Qui se souvient encore de l'abominable poule pondeuse, aujourd'hui dépassée, enfoncée, détrônée par sa propre progéniture ? À propos d'el-Qaëda, on s'accordait à parler de nébuleuse : terme désignant, en astronomie, un vaste nuage de gaz et de poussières et qui convenait bien au rassemblement de groupes terroristes aux relations imprécises gravitant, à cette époque, autour de l'organisation mère. Même dans ses rêves les plus fous, Oussama Ben Laden ne se voyait certes pas en calife d'un territoire se jouant des frontières établies, commandant des dizaines de milliers de fanatiques armés jusqu'aux dents et disposant d'énormes moyens d'autofinancement.


Assez ironiquement, mérite à son tour d'être qualifiée de nébuleuse – car baignant dans les brumes de l'ambiguïté – la coalition internationale tout juste mise sur pied par les États-Unis pour venir à bout de l'État islamique. Enfin doté d'une stratégie au terme de longs atermoiements (les récentes décapitations de deux journalistes américains ne sont sans doute pas pour rien dans ce subit accès d'urgence), voilà que Barack Obama se décide à intervenir militairement contre les hordes de Daech, en se gardant bien toutefois de rééditer les imprudents excès de son prédécesseur George W. Bush.

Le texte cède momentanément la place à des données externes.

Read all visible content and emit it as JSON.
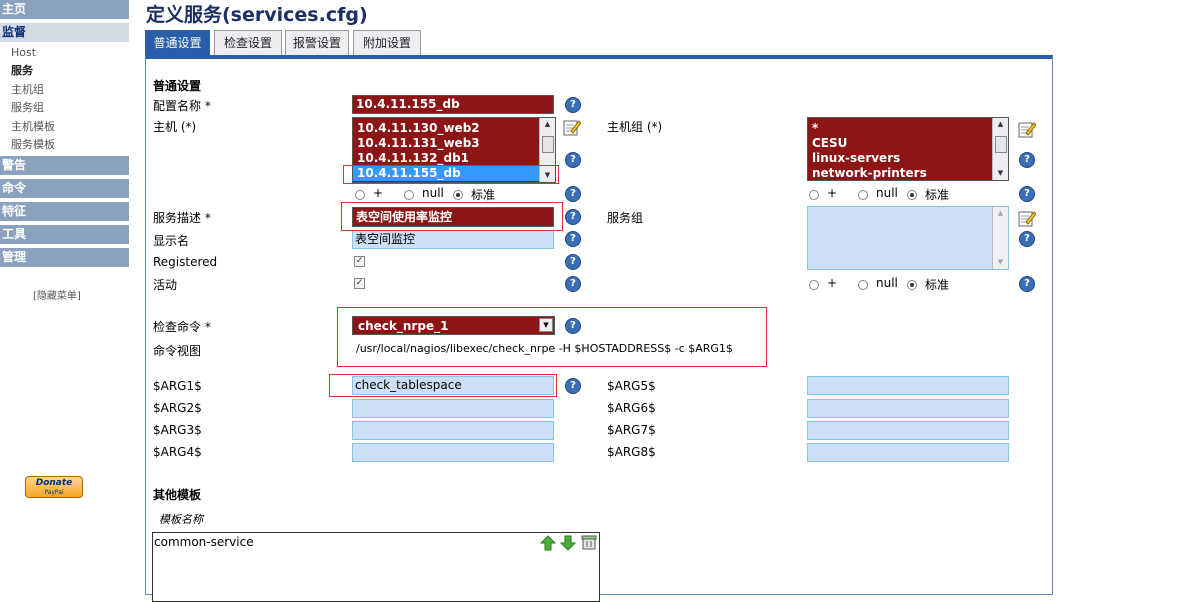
{
  "sidebar": {
    "home": "主页",
    "monitor": "监督",
    "monitor_items": [
      "Host",
      "服务",
      "主机组",
      "服务组",
      "主机模板",
      "服务模板"
    ],
    "alerts": "警告",
    "commands": "命令",
    "specialties": "特征",
    "tools": "工具",
    "admin": "管理",
    "hide_menu": "[隐藏菜单]",
    "donate_top": "Donate",
    "donate_bottom": "PayPal"
  },
  "page_title": "定义服务(services.cfg)",
  "tabs": [
    "普通设置",
    "检查设置",
    "报警设置",
    "附加设置"
  ],
  "form": {
    "section_general": "普通设置",
    "config_name_label": "配置名称 *",
    "config_name_value": "10.4.11.155_db",
    "host_label": "主机 (*)",
    "host_options": [
      "10.4.11.130_web2",
      "10.4.11.131_web3",
      "10.4.11.132_db1",
      "10.4.11.155_db"
    ],
    "host_selected": "10.4.11.155_db",
    "hostgroup_label": "主机组 (*)",
    "hostgroup_options": [
      "*",
      "CESU",
      "linux-servers",
      "network-printers"
    ],
    "radio_plus": "+",
    "radio_null": "null",
    "radio_standard": "标准",
    "service_desc_label": "服务描述 *",
    "service_desc_value": "表空间使用率监控",
    "servicegroup_label": "服务组",
    "display_name_label": "显示名",
    "display_name_value": "表空间监控",
    "registered_label": "Registered",
    "active_label": "活动",
    "check_command_label": "检查命令 *",
    "check_command_value": "check_nrpe_1",
    "command_view_label": "命令视图",
    "command_view_value": "/usr/local/nagios/libexec/check_nrpe -H $HOSTADDRESS$ -c $ARG1$",
    "args_left": [
      "$ARG1$",
      "$ARG2$",
      "$ARG3$",
      "$ARG4$"
    ],
    "args_right": [
      "$ARG5$",
      "$ARG6$",
      "$ARG7$",
      "$ARG8$"
    ],
    "arg1_value": "check_tablespace",
    "other_templates_label": "其他模板",
    "template_name_label": "模板名称",
    "template_items": [
      "common-service"
    ]
  },
  "colors": {
    "red_field": "#8c1515",
    "blue_field": "#cddff6",
    "tab_active": "#2a5ea8",
    "sidebar_header": "#8aa2be",
    "highlight_box": "#e03030"
  }
}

Ainsi, c'est du haut des airs seulement, et en excluant l'envoi d'autres troupes que quelques centaines de conseillers militaires, que l'Oncle Sam usera de son formidable armement, aussi bien en Syrie qu'en Irak. Pour meurtrières qu'elles puissent être, les ailes pourront-elles jamais se passer du concours des bottes pour que soit scellée l'issue d'une guerre ? Bien sûr que non, répondent à l'unisson les experts. Mais dans ce cas, qui donc fournira la piétaille, l'indispensable chair à canon ? Les Irakiens, maintenant qu'ils se sont dotés d'un gouvernement convenable, les Kurdes et bien évidemment les rebelles modérés de Syrie. Or, surprise de taille, maintes formations de l'opposition se refusaient, dès hier, à affronter les égorgeurs en combat singulier, exigeant en effet que les frappes aériennes promises visent aussi bien – et même en priorité – les forces de Bachar el-Assad que celles des terroristes : faute de quoi en effet, s'offusquent-elles, on n'aurait fait que réduire la pression mise sur la sanguinaire dictature de Damas, que soulager le terrorisme originel.

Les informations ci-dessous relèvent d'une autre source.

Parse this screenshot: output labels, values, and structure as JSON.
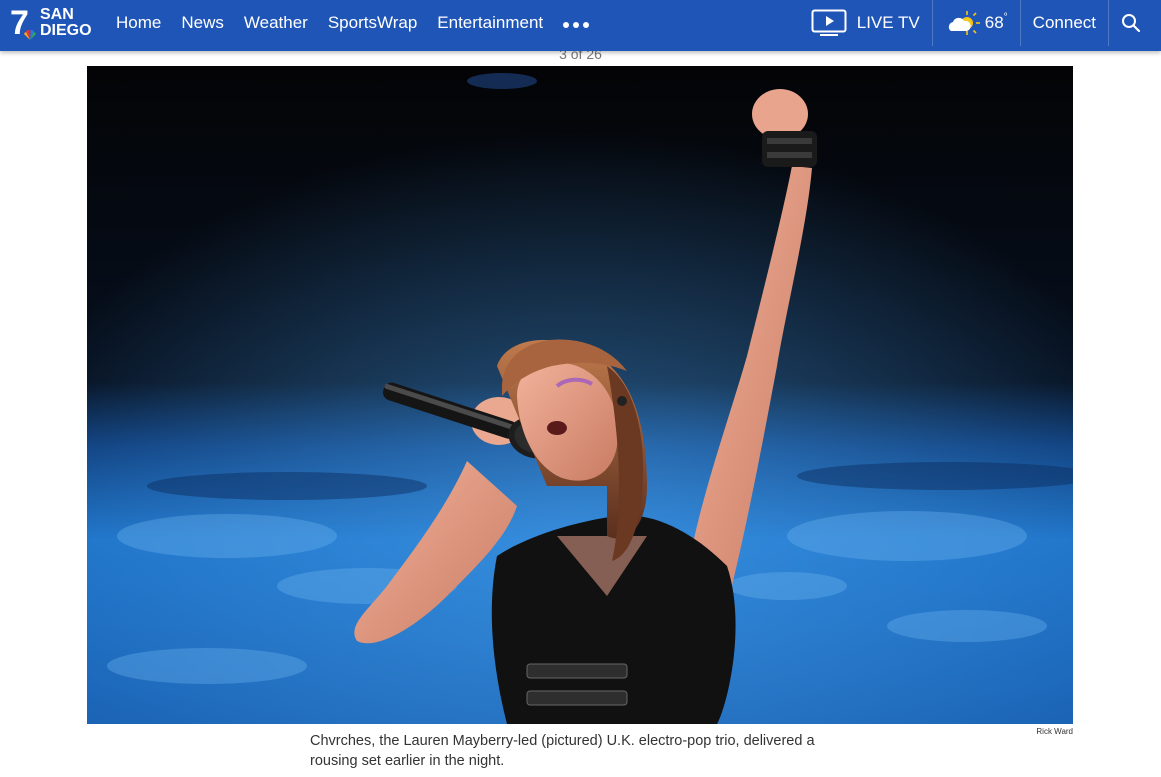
{
  "logo": {
    "number": "7",
    "line1": "SAN",
    "line2": "DIEGO"
  },
  "nav": {
    "items": [
      {
        "id": "home",
        "label": "Home"
      },
      {
        "id": "news",
        "label": "News"
      },
      {
        "id": "weather",
        "label": "Weather"
      },
      {
        "id": "sportswrap",
        "label": "SportsWrap"
      },
      {
        "id": "entertainment",
        "label": "Entertainment"
      }
    ],
    "more_icon": "more-horizontal-icon"
  },
  "header_tools": {
    "live_tv": {
      "icon": "tv-play-icon",
      "label": "LIVE TV"
    },
    "weather": {
      "icon": "partly-cloudy-icon",
      "temperature": "68",
      "unit": "°"
    },
    "connect": {
      "label": "Connect"
    },
    "search": {
      "icon": "search-icon"
    }
  },
  "gallery": {
    "counter": "3 of 26",
    "photo_credit": "Rick Ward",
    "caption": "Chvrches, the Lauren Mayberry-led (pictured) U.K. electro-pop trio, delivered a rousing set earlier in the night."
  },
  "colors": {
    "brand_blue": "#1f55b7",
    "caption_text": "#333333",
    "counter_text": "#777777",
    "stage_blue": "#1e73c8"
  }
}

Là est la question centrale, et elle ne se pose pas seulement d'ailleurs pour les plus directement concernés. Elle se pose avec acuité pour la Russie et l'Iran, farouches protecteurs de Bachar n'ayant qu'à se féliciter néanmoins de cette mobilisation internationale contre le péril jihadiste. Elle se pose pour les alliés occidentaux de l'Amérique eux-mêmes qui, par-delà une unanime condamnation de la barbare répression baassiste, manifestent maintes nuances et réticences quant à la forme et l'ampleur de leur participation aux opérations. Pour les Britanniques et les Allemands, il n'est pas question de prendre part à des frappes en Syrie. La Syrie, fait remarquer de même Laurent Fabius, c'est différent de l'Irak, où débarquait hier un président Hollande visiblement désireux de voir rétablis, dans leur ancienne et fructueuse étroitesse, les rapports industrialo-commerciaux de la France avec ce pays. De manière plus significative encore la Turquie, pourtant membre de l'Otan, refuse de servir de plate-forme d'envol pour les bombardiers US, comme de s'engager publiquement à boucler ses frontières face aux allers et venues des combattants islamistes.

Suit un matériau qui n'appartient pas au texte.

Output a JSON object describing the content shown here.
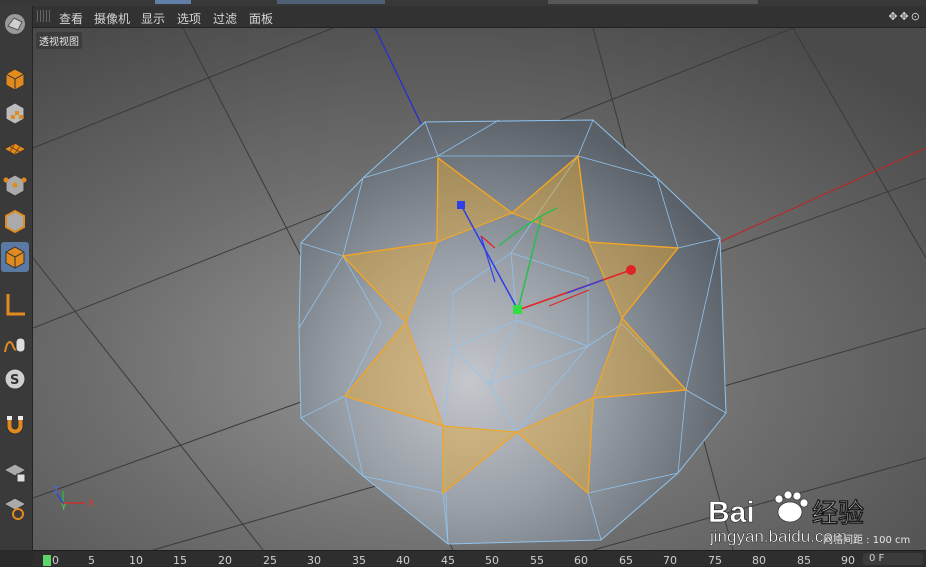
{
  "menubar": {
    "items": [
      "查看",
      "摄像机",
      "显示",
      "选项",
      "过滤",
      "面板"
    ],
    "nav_icons": "✥✥⊙"
  },
  "viewport": {
    "label": "透视视图",
    "grid_info": "网格间距 : 100 cm",
    "axis_labels": {
      "x": "X",
      "y": "Y",
      "z": "Z"
    }
  },
  "sidebar": {
    "tools": [
      {
        "name": "make-editable-icon"
      },
      {
        "name": "model-mode-icon"
      },
      {
        "name": "texture-mode-icon"
      },
      {
        "name": "workplane-mode-icon"
      },
      {
        "name": "points-mode-icon"
      },
      {
        "name": "edges-mode-icon"
      },
      {
        "name": "polygons-mode-icon",
        "active": true
      },
      {
        "name": "axis-mode-icon"
      },
      {
        "name": "tweak-mode-icon"
      },
      {
        "name": "solo-icon"
      },
      {
        "name": "snap-magnet-icon"
      },
      {
        "name": "workplane-lock-icon"
      },
      {
        "name": "planar-workplane-icon"
      }
    ]
  },
  "timeline": {
    "ticks": [
      "0",
      "5",
      "10",
      "15",
      "20",
      "25",
      "30",
      "35",
      "40",
      "45",
      "50",
      "55",
      "60",
      "65",
      "70",
      "75",
      "80",
      "85",
      "90"
    ],
    "current_frame": "0",
    "frame_field": "0 F"
  },
  "watermark": {
    "brand": "Bai",
    "brand_suffix": "经验",
    "url": "jingyan.baidu.com"
  },
  "colors": {
    "accent": "#5b7aa3",
    "selection": "#f2a526",
    "wireframe": "#8fc3ee",
    "x_axis": "#d92c2c",
    "y_axis": "#34c85a",
    "z_axis": "#3550ee"
  }
}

Last but not least, que faut-il attendre de concret des États arabes eux-mêmes, dont Obama, dévoilant sa stratégie, a fort à propos rappelé qu'ils sont les premiers menacés par le phénomène Daech ? Des sous, voilà à quoi se résume l'affaire. Ce n'est pas très digne, mais c'est tout de même capital, c'est bien le cas de le dire. Les royaumes pétroliers du Golfe devront en effet débloquer des fonds importants pour financer la réhabilitation de l'armée irakienne et les livraisons d'armes aux rebelles syriens ; et ils devront surtout s'employer à assécher, à la source, les généreuses donations que versent aux islamistes radicaux leurs émirs et autres notables, quand ce ne sont pas les Trésors publics qui le font plus ou moins discrètement.
Au nombre des dix pays arabes qui, jeudi à la conférence de Djeddah, se sont solennellement ralliés à la coalition, figure, le plus naturellement du monde, le Liban. Naturellement, puisque notre pays a déjà essuyé, à Ersal, les coups de Daech. Encore plus naturellement puisque, à défaut de représenter, pour l'heure du moins, une menace militaire claire et pressante, les terroristes – par l'exploitation de leurs odieuses exécutions de militaires pris en otage – sont parfaitement en mesure d'attiser les tensions sectaires entre les deux branches de l'islam libanais.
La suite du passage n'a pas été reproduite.